Le dieci domande
sul Parco delle Cinque Terre/La risposta di Bonanini
Cinque terre - riviera di levante. Ecco la
risposta a CDS da parte del presidente del Parco
delle Cinque Terre Franco Bonanini, alle domande
postegli attraverso diverse mail, pervenute alla
nostra redazione: "I problemi delle Cinque Terre
sono noti e, purtroppo per chi vi abita e per i vari
escursionisti, ogni evento alluvionale come quello
di fine 2009 inizio 2010 non fa che accentuarne lo
stadio di gravità. I sentieri ovviamente
rappresentano la diretta proiezione dello stato
morfologico:si succedono frane e ricostruzioni con
una concatenazione certosina che oscilla rispetto ai
vari eventi meteorologici. Non è vero che i sentieri
sono in totale stato d’abbandono,alcuni sono in
affanno ma altri sono tranquillamente percorribili
ed intensamente percorsi, cosi’ come purtroppo non è
vero che la via dell’amore non ha problemi perché
richiede una manutenzione pressoché costante".
"In questi anni - continua Bonanini - il Parco ha
effettuato centinaia e centinaia di interventi sulla
rete sentieristica, dalla piccola manutenzione ad
interventi strutturali che hanno richiesto l’impiego
di ditte specializzate previo l’espletamento delle
varie procedure di gara. L’erosione è una delle
concause più importanti del dissesto della parte a
mare ed anche a questo proposito sono stati attivati
interventi nei limiti delle disponibilità
finanziarie a disposizione che variano di anno in
anno.
Eppure in un contesto così impegnativo e difficile
e’ stato attivato ed è floridamente in corso un
progetto di miglioramento socioeconomico che ha di
fatto azzerato la disoccupazione in un’area dove la
mancanza di lavoro era la causa primaria, sono stati
creati dal nulla servizi sociali di grande livello;
tutto questo grazie all’opera non solo del parco ma
degli enti locali che hanno saputo esprimere
amministratori lungimiranti ed onesti. Quanto ai
bilanci o altre incombenze di carattere formale il
parco si limita ad esperire le formalità esattamente
nei termini di legge e l’auspicio è che quanto prima
si riesca a dotarci finalmente della pianta organica
prevista che consentirebbe anche una strutturazione
permanente delle varie professionalità;ad oggi solo
l’entusiasmo e lo spirito di abnegazione dei vari
giovani che svolgono le attività ha consentito di
superare di slancio le varie difficoltà".

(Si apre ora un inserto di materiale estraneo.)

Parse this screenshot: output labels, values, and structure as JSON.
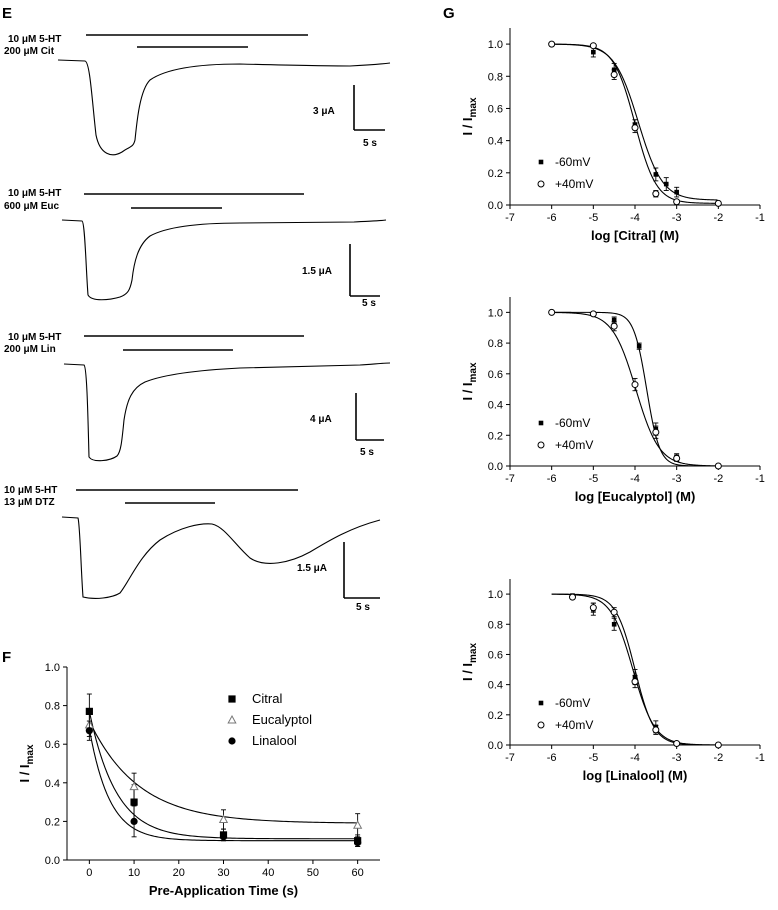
{
  "panels": {
    "E": {
      "label": "E",
      "traces": [
        {
          "line1": "10 μM 5-HT",
          "line2": "200 μM Cit",
          "current": "3 μA",
          "time": "5 s"
        },
        {
          "line1": "10 μM 5-HT",
          "line2": "600 μM Euc",
          "current": "1.5 μA",
          "time": "5 s"
        },
        {
          "line1": "10 μM 5-HT",
          "line2": "200 μM Lin",
          "current": "4 μA",
          "time": "5 s"
        },
        {
          "line1": "10 μM 5-HT",
          "line2": "13 μM DTZ",
          "current": "1.5 μA",
          "time": "5 s"
        }
      ]
    },
    "F": {
      "label": "F"
    },
    "G": {
      "label": "G"
    }
  },
  "chart_data": [
    {
      "panel": "F",
      "type": "scatter",
      "xlabel": "Pre-Application Time (s)",
      "ylabel_main": "I / I",
      "ylabel_sub": "max",
      "xlim": [
        -5,
        65
      ],
      "ylim": [
        0,
        1.0
      ],
      "xticks": [
        "0",
        "10",
        "20",
        "30",
        "40",
        "50",
        "60"
      ],
      "yticks": [
        "0.0",
        "0.2",
        "0.4",
        "0.6",
        "0.8",
        "1.0"
      ],
      "legend_position": "top-right",
      "x": [
        0,
        10,
        30,
        60
      ],
      "series": [
        {
          "name": "Citral",
          "marker": "square",
          "values": [
            0.77,
            0.3,
            0.13,
            0.1
          ],
          "err": [
            0.09,
            0.09,
            0.03,
            0.03
          ],
          "fit": {
            "y0": 0.77,
            "plateau": 0.11,
            "tau": 6.0
          }
        },
        {
          "name": "Eucalyptol",
          "marker": "triangle-open",
          "values": [
            0.7,
            0.38,
            0.21,
            0.18
          ],
          "err": [
            0.06,
            0.07,
            0.05,
            0.06
          ],
          "fit": {
            "y0": 0.72,
            "plateau": 0.19,
            "tau": 11.0
          }
        },
        {
          "name": "Linalool",
          "marker": "circle",
          "values": [
            0.67,
            0.2,
            0.12,
            0.09
          ],
          "err": [
            0.05,
            0.08,
            0.02,
            0.02
          ],
          "fit": {
            "y0": 0.68,
            "plateau": 0.1,
            "tau": 4.5
          }
        }
      ]
    },
    {
      "panel": "G1",
      "type": "scatter",
      "xlabel": "log [Citral] (M)",
      "ylabel_main": "I / I",
      "ylabel_sub": "max",
      "xlim": [
        -7,
        -1
      ],
      "ylim": [
        0,
        1.1
      ],
      "xticks": [
        "-7",
        "-6",
        "-5",
        "-4",
        "-3",
        "-2",
        "-1"
      ],
      "yticks": [
        "0.0",
        "0.2",
        "0.4",
        "0.6",
        "0.8",
        "1.0"
      ],
      "legend_position": "bottom-left",
      "series": [
        {
          "name": "-60mV",
          "marker": "square-small",
          "x": [
            -6,
            -5,
            -4.5,
            -4,
            -3.5,
            -3.25,
            -3,
            -2
          ],
          "values": [
            1.0,
            0.95,
            0.84,
            0.5,
            0.19,
            0.13,
            0.08,
            0.01
          ],
          "err": [
            0,
            0.03,
            0.04,
            0.03,
            0.04,
            0.04,
            0.03,
            0
          ],
          "fit": {
            "ic50": -3.92,
            "hill": 1.5,
            "bottom": 0.03
          }
        },
        {
          "name": "+40mV",
          "marker": "circle-open",
          "x": [
            -6,
            -5,
            -4.5,
            -4,
            -3.5,
            -3,
            -2
          ],
          "values": [
            1.0,
            0.99,
            0.81,
            0.48,
            0.07,
            0.02,
            0.01
          ],
          "err": [
            0,
            0,
            0.03,
            0.03,
            0.02,
            0,
            0
          ],
          "fit": {
            "ic50": -4.0,
            "hill": 1.7,
            "bottom": 0.01
          }
        }
      ]
    },
    {
      "panel": "G2",
      "type": "scatter",
      "xlabel": "log [Eucalyptol] (M)",
      "ylabel_main": "I / I",
      "ylabel_sub": "max",
      "xlim": [
        -7,
        -1
      ],
      "ylim": [
        0,
        1.1
      ],
      "xticks": [
        "-7",
        "-6",
        "-5",
        "-4",
        "-3",
        "-2",
        "-1"
      ],
      "yticks": [
        "0.0",
        "0.2",
        "0.4",
        "0.6",
        "0.8",
        "1.0"
      ],
      "legend_position": "bottom-left",
      "series": [
        {
          "name": "-60mV",
          "marker": "square-small",
          "x": [
            -6,
            -5,
            -4.5,
            -3.9,
            -3.5,
            -3,
            -2
          ],
          "values": [
            1.0,
            0.99,
            0.95,
            0.78,
            0.24,
            0.06,
            0.0
          ],
          "err": [
            0,
            0,
            0.02,
            0.02,
            0.04,
            0.02,
            0
          ],
          "fit": {
            "ic50": -3.72,
            "hill": 2.8,
            "bottom": 0.0
          }
        },
        {
          "name": "+40mV",
          "marker": "circle-open",
          "x": [
            -6,
            -5,
            -4.5,
            -4,
            -3.5,
            -3,
            -2
          ],
          "values": [
            1.0,
            0.99,
            0.91,
            0.53,
            0.22,
            0.05,
            0.0
          ],
          "err": [
            0,
            0,
            0.03,
            0.04,
            0.04,
            0.02,
            0
          ],
          "fit": {
            "ic50": -3.98,
            "hill": 1.55,
            "bottom": 0.0
          }
        }
      ]
    },
    {
      "panel": "G3",
      "type": "scatter",
      "xlabel": "log [Linalool] (M)",
      "ylabel_main": "I / I",
      "ylabel_sub": "max",
      "xlim": [
        -7,
        -1
      ],
      "ylim": [
        0,
        1.1
      ],
      "xticks": [
        "-7",
        "-6",
        "-5",
        "-4",
        "-3",
        "-2",
        "-1"
      ],
      "yticks": [
        "0.0",
        "0.2",
        "0.4",
        "0.6",
        "0.8",
        "1.0"
      ],
      "legend_position": "bottom-left",
      "series": [
        {
          "name": "-60mV",
          "marker": "square-small",
          "x": [
            -5.5,
            -5,
            -4.5,
            -4,
            -3.5,
            -2
          ],
          "values": [
            0.99,
            0.9,
            0.8,
            0.45,
            0.12,
            0.0
          ],
          "err": [
            0,
            0.04,
            0.04,
            0.05,
            0.04,
            0
          ],
          "fit": {
            "ic50": -4.05,
            "hill": 1.65,
            "bottom": 0.0
          }
        },
        {
          "name": "+40mV",
          "marker": "circle-open",
          "x": [
            -5.5,
            -5,
            -4.5,
            -4,
            -3.5,
            -3,
            -2
          ],
          "values": [
            0.98,
            0.91,
            0.88,
            0.42,
            0.1,
            0.01,
            0.0
          ],
          "err": [
            0,
            0.03,
            0.03,
            0.04,
            0.03,
            0,
            0
          ],
          "fit": {
            "ic50": -4.0,
            "hill": 1.9,
            "bottom": 0.0
          }
        }
      ]
    }
  ]
}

Sul tema delle opere Bonanini spiega: "Per quanto
concerne il villaggio Europa ovviamente bisognerà
tener conto del disposto delle sentenze emanate
rimanendo obiettivo primario quello di determinare
nella zona un miglioramento ambientale rispetto
all’attuale situazione di degrado;la scuola è un
bene essenziale, purtroppo abbiamo visto anche
recentemente le sciagure avvenute proprio in
conseguenza di immobili vetusti ed obsoleti e questo
è un rischio che le amministrazioni locali hanno
inteso prevenire proprio attraverso la proposta
formulata. Sulla funivia ormai sono state scritte le
più svariate ragioni sia da parte di chi è a favore
o contrario e,così come siamo attenti agli indirizzi
di chi si oppone, richiameremmo un altrettanto
rispetto nel caso opposto, senza invece fare ricorso
a presunte velleità di speculazione o altro che non
hanno ragione di esistere sia in funzione della
pianificazione regionale che di quella del Parco".